Reviewed by Jeanine Davis, NC Alternative Crops & Organics Program, Department of Horticultural Science, NC State University on 3/24/2022.
PROJECT LEADER(S): Dr. Michael L. Parker and Dr. Dennis Werner
TYPE OF PROJECT: Research
LOCATION: Fletcher, North Carolina
Successful production of high quality and specialty peaches in western North Carolina represents a profitable opportunity for growers wanting to diversify farm income. New cultivars developed at NC State University have the potential to overcome the region’s typical problems with freeze/frost damage to peaches. These high-chilling cultivars are being tested in addition to cultivars with other characteristics that are desirable to consumers, such as low acidity and unique shape and flesh color.

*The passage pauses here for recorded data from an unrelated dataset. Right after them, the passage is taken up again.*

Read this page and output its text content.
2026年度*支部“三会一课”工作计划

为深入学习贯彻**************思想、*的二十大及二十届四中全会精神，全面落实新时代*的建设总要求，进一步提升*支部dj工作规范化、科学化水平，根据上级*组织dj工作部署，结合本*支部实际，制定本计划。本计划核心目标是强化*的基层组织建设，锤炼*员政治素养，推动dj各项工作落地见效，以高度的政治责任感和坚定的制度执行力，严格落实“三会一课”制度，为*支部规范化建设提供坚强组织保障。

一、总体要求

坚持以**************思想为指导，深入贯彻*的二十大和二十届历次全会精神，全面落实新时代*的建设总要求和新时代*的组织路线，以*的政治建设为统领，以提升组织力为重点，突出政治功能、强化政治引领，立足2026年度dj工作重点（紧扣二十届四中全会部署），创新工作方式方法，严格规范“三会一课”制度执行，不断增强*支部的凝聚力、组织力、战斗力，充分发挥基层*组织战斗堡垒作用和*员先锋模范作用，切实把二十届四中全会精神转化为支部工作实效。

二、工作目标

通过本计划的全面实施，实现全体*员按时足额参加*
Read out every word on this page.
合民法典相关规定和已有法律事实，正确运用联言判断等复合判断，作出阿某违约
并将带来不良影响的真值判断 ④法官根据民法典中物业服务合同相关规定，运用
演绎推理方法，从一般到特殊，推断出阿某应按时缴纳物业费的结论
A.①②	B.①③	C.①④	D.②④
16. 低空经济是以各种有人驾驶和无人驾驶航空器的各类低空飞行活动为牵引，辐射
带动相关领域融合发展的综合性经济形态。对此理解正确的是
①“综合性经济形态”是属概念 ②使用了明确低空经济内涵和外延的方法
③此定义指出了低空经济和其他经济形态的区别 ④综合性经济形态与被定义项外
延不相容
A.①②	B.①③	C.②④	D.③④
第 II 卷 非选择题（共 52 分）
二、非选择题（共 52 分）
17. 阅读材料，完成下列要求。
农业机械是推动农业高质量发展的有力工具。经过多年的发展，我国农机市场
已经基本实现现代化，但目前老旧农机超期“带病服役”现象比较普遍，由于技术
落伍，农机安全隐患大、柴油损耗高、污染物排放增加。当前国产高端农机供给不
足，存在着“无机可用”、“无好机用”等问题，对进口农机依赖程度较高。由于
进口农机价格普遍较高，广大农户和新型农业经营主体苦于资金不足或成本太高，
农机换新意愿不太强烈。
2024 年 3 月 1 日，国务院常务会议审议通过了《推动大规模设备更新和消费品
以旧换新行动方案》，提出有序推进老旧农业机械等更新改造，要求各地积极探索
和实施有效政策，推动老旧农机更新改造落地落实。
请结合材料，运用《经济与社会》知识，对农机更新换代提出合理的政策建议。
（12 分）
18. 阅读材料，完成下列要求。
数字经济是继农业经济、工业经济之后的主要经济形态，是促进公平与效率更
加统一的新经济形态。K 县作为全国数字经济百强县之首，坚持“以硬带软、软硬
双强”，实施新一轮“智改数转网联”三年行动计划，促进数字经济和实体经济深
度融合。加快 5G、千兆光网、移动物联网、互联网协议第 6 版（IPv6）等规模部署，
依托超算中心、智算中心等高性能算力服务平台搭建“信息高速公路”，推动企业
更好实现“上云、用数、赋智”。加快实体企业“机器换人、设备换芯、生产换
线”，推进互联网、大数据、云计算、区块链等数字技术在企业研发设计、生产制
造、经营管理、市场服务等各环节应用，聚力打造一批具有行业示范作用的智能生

In 2001, 15 cultivars of peaches were planted at the Mountain Horticultural Crops Research Station in Fletcher, NC. These were primarily NC released cultivars of both white and yellow-fleshed varieties. Seven additional selections were planted in 2002 with superior traits such as cold hardiness, white flesh, low acidity, late ripening, or doughnut shape (“peento” type).
There are no results to report at this time regarding the cropping potential of the named cultivars or selections. In 2003, the trees that were planted in 2001 will be allowed to crop. Tree growth and survival has been exceptional and the flower bud set for 2003 looks very promising.
No conclusions can be made at this time due to the time required to get peach trees into production. However, we believe that peaches provide a profitable opportunity for small and/or diversified farmers in western NC. There are several workshops and educational programs scheduled for early 2003 in western NC in addition to a potential fruit tour at the Mountain Horticultural Crops Research Station in the summer of 2003.